Friday, July 8, 2011

Structural change, jobless recoveries and job creation

Structural change has in many ways become synonymous with jobless recoveries and in a way almost a bad word (phrase?).

In an interesting 2003 article, Erica Goshen and Simon Potter ask whether structural change can be responsible for jobless recoveries. Their chart 5 shows that since the recession of the 1980s, the percentage of total employment in industries undergoing structural change has increased substantially - from 50% to 80%



This finding is only suggestive since it doesn’t really get into the root of the problem, that is: What is it about structural change that makes jobs hard to create?

Here is a plot of job openings from JOLTS data via FRED from 2000 to current which seems to indicate that rate of job openings have reached a lower plateau(s).




JOLTS data does not go far back enough for us to see if the pre-2000 era had higher job openings. An indication that this might be true can be gleaned using openings data from the Business Employment Dynamics. Prior to 2000, the openings rate (measure differently as in the JOLTS) hovered between 2.0 and 1.5 percentages points but began declining in 1999 to about 1.0 percent.
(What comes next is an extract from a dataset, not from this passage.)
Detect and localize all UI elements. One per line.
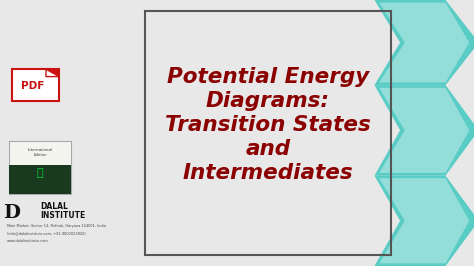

Because of the large pool of people looking for work, such a small decline can have large effects on the number unemployed and the unemployment rate.



Data from Business Dynamics Statistics compiled from the Longitudinal Employer-Household Database seems to also tell the same story. The job creation rate has declined over time. The net job creation rate however seems less pessimistic. The net rate subtracts from the job creation rate, the death rate of jobs and seems to indicate that while jobs are indeed harder to create, firms have also become somewhat more resilient in keeping jobs.

Of course, none of these pictures really address why jobs have become harder to create.